植物性たんぱく質の栄養品質は一般に動物性たんぱく質よりも低いですが、豆類は多くの人々にとって手頃な価格で入手することができる食品です。

実際、豆類は植物の中で最も豊富なタンパク質源の1つであり、「poor man’s meat」と呼ばれることもあります。(参考)

インゲンマメで最も広く研究されているタンパク質はファセオリンで、これは一部の人にとってアレルギー反応を引き起こす可能性があります。(参考1参考2)

インゲンマメには、レクチンやプロテアーゼ阻害剤などの他のタンパク質も含まれています。(参考)

炭水化物

インゲンマメは主にでんぷん質の炭水化物で構成されており、これは総カロリー量の約72%を占めています。(参考)

でんぷんは、主にアミロースとアミロペクチンの形をしており長鎖のグルコースで構成されています。(参考)

豆類は、他のほとんどのでんぷんと比較して、アミロースの割合が比較的高い(30〜40%)ことが特徴です。アミロースは、体内でアミロペクチンほど消化されません。(参考1参考2)

このため、豆類のでんぷんは徐放性(徐々に溶けていく)の炭水化物です。その消化には時間がかかり、他のでんぷんよりも血糖値が低く、徐々に上昇するため、インゲンマメは2型糖尿病患者の方へおすすめの食品です。

インゲンマメはグリセミックインデックス(GI)で非常に低いランクにあります。GI値とは、食事後の血糖値の上昇に食品がどのように影響するかを数字で表したものです。(参考)

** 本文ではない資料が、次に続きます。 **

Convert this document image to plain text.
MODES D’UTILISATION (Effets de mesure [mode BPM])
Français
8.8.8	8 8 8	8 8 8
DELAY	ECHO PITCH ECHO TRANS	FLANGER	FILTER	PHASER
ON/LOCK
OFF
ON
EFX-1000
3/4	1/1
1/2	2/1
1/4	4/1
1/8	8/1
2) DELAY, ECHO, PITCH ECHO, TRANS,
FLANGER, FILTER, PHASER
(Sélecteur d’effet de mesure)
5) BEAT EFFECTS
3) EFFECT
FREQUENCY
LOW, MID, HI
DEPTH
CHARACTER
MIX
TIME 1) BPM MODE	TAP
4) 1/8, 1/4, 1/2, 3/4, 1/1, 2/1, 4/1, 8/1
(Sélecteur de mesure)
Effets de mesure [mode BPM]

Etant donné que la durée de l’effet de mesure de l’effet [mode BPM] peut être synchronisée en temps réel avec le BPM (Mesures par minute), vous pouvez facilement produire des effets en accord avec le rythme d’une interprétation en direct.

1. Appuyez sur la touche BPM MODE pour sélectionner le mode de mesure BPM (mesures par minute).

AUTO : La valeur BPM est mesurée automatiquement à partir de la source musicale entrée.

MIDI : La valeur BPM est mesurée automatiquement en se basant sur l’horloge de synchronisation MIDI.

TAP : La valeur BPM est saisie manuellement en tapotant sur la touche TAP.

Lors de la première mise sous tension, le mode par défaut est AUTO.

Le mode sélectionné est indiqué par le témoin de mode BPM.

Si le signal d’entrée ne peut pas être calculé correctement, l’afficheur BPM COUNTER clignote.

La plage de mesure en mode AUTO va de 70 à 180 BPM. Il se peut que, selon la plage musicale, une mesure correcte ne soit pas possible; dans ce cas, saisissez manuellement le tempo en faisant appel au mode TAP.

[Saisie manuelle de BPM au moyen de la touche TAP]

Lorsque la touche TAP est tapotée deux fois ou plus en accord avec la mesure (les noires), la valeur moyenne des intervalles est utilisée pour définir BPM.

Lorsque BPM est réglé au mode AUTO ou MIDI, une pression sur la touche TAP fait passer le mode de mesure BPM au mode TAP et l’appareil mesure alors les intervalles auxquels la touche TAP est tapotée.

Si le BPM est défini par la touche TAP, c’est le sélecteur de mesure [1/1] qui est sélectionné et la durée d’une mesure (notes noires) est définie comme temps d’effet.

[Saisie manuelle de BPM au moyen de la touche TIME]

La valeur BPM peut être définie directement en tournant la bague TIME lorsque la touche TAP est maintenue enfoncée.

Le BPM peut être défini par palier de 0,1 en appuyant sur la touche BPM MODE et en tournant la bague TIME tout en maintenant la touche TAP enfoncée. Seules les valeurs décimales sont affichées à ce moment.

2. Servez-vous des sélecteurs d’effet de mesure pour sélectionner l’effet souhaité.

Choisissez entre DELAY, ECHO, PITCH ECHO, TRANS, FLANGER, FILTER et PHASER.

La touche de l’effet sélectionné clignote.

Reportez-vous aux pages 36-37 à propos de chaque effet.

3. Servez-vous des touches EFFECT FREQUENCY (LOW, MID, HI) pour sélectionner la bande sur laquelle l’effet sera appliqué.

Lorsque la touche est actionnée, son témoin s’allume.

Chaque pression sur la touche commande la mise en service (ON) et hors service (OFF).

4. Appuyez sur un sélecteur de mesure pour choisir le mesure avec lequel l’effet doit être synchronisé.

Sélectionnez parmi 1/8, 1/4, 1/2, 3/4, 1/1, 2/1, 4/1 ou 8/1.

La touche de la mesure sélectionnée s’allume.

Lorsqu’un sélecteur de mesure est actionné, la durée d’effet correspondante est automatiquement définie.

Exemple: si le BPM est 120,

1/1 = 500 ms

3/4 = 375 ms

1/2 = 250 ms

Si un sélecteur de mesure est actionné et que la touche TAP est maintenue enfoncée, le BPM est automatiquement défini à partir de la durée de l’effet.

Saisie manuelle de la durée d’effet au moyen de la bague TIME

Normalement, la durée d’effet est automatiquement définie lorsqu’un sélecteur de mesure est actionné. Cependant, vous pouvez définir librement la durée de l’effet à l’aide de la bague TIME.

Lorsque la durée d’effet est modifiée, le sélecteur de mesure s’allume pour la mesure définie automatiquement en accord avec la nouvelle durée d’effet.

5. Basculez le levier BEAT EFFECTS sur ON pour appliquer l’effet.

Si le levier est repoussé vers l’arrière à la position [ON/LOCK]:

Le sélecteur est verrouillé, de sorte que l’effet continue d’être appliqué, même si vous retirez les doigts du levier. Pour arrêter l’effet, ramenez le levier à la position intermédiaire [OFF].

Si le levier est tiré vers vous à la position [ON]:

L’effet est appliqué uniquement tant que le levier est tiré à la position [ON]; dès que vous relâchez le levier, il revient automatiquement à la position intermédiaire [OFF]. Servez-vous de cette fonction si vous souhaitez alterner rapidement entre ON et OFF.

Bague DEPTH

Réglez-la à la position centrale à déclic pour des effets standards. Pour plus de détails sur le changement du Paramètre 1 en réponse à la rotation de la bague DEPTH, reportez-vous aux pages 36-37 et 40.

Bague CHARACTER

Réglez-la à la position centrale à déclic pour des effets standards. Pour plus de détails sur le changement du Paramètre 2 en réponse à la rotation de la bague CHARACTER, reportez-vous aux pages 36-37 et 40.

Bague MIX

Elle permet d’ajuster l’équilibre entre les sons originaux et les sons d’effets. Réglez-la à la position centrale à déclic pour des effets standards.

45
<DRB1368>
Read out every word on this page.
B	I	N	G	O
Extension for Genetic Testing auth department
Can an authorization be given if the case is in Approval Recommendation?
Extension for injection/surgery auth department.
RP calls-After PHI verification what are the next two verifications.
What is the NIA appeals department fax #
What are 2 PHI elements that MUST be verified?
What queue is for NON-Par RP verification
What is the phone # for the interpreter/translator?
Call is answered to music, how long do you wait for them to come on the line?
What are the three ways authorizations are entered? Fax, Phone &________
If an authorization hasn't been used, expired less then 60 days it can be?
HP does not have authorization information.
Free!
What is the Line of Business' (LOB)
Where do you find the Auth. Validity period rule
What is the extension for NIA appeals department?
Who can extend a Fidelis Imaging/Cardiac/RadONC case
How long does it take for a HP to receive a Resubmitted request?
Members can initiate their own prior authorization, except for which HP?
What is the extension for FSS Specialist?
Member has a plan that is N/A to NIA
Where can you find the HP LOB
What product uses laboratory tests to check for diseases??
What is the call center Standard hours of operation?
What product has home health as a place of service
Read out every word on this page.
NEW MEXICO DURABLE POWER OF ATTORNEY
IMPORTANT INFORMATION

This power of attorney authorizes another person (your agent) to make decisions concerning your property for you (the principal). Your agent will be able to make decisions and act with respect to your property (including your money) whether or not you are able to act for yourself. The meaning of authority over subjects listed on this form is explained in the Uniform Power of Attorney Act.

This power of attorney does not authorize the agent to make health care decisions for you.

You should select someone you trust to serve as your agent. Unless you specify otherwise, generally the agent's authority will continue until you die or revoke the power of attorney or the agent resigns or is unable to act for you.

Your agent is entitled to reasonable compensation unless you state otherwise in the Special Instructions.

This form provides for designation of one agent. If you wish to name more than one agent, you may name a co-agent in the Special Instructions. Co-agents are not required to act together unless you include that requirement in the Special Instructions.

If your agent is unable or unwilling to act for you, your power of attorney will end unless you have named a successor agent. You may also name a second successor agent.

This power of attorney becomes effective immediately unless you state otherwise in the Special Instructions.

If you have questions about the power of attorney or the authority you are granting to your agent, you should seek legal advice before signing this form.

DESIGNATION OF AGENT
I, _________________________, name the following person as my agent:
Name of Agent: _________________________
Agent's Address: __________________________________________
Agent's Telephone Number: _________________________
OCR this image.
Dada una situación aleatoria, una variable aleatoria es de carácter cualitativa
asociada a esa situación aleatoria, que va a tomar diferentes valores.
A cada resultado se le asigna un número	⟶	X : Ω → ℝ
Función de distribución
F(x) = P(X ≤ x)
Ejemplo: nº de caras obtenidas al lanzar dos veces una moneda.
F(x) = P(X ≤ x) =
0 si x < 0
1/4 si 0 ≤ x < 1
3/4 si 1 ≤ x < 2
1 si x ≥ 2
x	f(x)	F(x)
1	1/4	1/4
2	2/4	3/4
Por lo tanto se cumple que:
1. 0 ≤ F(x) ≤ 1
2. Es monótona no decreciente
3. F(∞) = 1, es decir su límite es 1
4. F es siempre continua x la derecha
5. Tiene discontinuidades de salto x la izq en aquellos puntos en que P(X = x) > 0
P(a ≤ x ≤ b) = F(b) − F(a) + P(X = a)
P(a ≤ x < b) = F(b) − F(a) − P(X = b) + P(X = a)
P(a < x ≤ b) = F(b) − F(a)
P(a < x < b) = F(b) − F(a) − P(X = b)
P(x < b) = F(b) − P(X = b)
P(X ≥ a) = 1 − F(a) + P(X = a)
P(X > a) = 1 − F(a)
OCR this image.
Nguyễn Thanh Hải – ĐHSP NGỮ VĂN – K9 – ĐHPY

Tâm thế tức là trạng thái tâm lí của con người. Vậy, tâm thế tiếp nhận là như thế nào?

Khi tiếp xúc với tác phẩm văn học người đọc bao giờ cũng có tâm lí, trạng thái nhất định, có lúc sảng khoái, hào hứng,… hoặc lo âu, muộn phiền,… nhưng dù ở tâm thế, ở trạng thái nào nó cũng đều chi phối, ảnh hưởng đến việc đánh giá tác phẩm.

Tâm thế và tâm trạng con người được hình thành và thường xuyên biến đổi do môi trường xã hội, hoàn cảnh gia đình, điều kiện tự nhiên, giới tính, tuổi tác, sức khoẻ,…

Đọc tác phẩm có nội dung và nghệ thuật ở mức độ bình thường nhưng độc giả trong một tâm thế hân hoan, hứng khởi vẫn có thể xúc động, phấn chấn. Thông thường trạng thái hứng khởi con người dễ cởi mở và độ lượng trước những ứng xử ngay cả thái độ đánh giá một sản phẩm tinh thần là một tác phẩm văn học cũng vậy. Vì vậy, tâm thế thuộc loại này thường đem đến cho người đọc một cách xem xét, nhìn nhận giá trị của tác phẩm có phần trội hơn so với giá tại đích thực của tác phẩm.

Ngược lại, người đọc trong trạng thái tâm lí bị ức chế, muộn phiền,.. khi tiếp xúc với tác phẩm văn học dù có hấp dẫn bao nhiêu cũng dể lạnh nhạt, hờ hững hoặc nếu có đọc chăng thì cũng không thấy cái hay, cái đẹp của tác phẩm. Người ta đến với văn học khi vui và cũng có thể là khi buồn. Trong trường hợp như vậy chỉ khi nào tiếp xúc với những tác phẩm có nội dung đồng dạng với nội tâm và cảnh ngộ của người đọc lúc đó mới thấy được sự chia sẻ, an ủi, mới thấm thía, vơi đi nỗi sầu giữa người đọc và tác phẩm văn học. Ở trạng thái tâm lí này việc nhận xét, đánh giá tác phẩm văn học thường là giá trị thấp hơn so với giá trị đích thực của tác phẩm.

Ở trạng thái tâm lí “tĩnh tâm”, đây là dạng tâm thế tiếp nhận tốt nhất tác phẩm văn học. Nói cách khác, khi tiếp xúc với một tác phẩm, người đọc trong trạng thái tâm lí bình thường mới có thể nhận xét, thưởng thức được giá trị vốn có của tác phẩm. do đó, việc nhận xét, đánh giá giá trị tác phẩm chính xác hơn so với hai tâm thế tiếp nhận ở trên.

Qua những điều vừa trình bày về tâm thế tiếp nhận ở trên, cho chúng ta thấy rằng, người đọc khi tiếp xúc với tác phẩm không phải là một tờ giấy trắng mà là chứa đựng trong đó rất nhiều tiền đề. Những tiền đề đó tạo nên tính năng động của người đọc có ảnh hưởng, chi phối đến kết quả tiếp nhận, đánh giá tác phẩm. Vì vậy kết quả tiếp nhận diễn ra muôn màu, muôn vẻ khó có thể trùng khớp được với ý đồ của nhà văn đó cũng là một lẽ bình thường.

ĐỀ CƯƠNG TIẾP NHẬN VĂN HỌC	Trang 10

実際、豆類のでんぷんは他の多くの高炭水化物食品よりも血糖バランスに有益な効果があります。(参考1参考2)

食物繊維

インゲンマメは食物繊維が豊富です。

かなりの量の難消化性デンプンが含まれており、体重管理を助けてくれるでしょう。(参考)

インゲンマメは、α-ガラクトシドとして知られる不溶性繊維も含んでいます。これは一部の人にとっては、下痢や鼓腸を引き起こす可能性があります。(参考1参考2)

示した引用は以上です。